つややかな黒髪を一つに結び、深い緑の目に見つめられ、ジュリアは吸い込まれそうな気持ちになった。
服越しでもわかる厚い胸板、ジュリアを軽々と抱きかかえるオスカーの腕はたくましい。
(凄い。触れられる、体温がある。・・・・・・三次元だ。
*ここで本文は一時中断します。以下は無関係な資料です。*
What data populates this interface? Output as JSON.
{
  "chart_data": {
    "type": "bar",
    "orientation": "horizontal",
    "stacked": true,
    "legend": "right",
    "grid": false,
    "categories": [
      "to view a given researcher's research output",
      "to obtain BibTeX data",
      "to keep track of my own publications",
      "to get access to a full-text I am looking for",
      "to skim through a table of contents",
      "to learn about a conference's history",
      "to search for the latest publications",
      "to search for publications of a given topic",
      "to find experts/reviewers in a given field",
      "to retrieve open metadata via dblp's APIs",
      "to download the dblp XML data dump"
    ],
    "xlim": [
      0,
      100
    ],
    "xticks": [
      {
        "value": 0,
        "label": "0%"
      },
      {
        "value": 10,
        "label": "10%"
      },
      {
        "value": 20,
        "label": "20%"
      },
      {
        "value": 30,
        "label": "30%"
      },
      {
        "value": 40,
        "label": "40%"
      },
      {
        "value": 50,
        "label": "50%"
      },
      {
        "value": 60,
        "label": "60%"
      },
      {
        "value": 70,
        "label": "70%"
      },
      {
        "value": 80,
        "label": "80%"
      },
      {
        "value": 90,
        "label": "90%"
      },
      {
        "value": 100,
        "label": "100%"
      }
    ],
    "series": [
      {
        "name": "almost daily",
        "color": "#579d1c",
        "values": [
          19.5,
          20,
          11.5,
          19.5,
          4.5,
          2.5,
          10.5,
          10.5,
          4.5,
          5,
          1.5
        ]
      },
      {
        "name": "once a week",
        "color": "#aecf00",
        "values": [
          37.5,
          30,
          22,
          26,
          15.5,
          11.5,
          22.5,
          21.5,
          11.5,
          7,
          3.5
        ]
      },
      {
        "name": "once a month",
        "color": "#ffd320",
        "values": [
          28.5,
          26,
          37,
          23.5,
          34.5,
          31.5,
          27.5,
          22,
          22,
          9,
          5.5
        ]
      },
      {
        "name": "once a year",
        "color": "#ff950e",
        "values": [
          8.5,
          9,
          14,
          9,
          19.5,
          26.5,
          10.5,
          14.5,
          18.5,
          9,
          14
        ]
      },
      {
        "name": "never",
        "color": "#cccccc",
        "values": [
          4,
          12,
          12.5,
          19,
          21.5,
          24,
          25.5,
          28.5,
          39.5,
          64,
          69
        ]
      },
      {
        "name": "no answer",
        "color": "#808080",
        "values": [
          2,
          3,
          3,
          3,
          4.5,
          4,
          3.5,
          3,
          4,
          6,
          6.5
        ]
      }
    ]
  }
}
)
丸い目でただ自分を見ているジュリアに、オスカーは目を細めた。
「何事なのだ!説明せよ!」
豊かなひげを生やし、気難しい顔の国王はより眉間に皺を寄せて鋭い声を響かせる。
ジュリアが見ると、ハリソンはその場に座り込んだまま魂が抜けたようになっていた。
あれでは殿下から説明のしようが無い。
ここは自分がしなければならないかとジュリアは考え、オスカーに下ろしてもらうよう頼もうとした。
「悪魔が貴国の王子に襲いかかろうとしたのを、そこにいるご令嬢が身を挺して守ったのですよ」
笑顔を浮かべ前に出てきたのは、フェルディナントだった。
あれだけ見物客としていた貴族達は悪魔の出現で皆逃げてしまい、ホールの床には扇や靴、割れたグラスなどが散乱している。
反面これほどの騒ぎが起きたというのに少ない衛兵しか駆けつけていない状況に、フェルディナントは呆れながらもそれを微塵も出さずに微笑んだ。
「ですが国王が出てこられたことで、悪魔は次のターゲットを国王に切り替え襲いかかろうとした。
そこを私の騎士であるオスカー・フォン・クラウゼンが防ぎ、ブラックウッド伯爵令嬢がとどめを刺したのです。
かなりの清浄な気を持っている貴重な方な上に、悪魔に一人で立ち向かう勇敢な女性だ。
そんな女性に、ハリソン殿下が婚約破棄を告げたときは驚きましたよ。
オスカー、大切なご令嬢は怪我をされているようだ。控え室にお連れしなさい」
「かしこまりました」
丁重にね、とフェルディナントはいたずらっぽいウィンクをオスカーにする。
オスカーはそれを無視し、人形のように固まったジュリアを抱えて広間を後にした。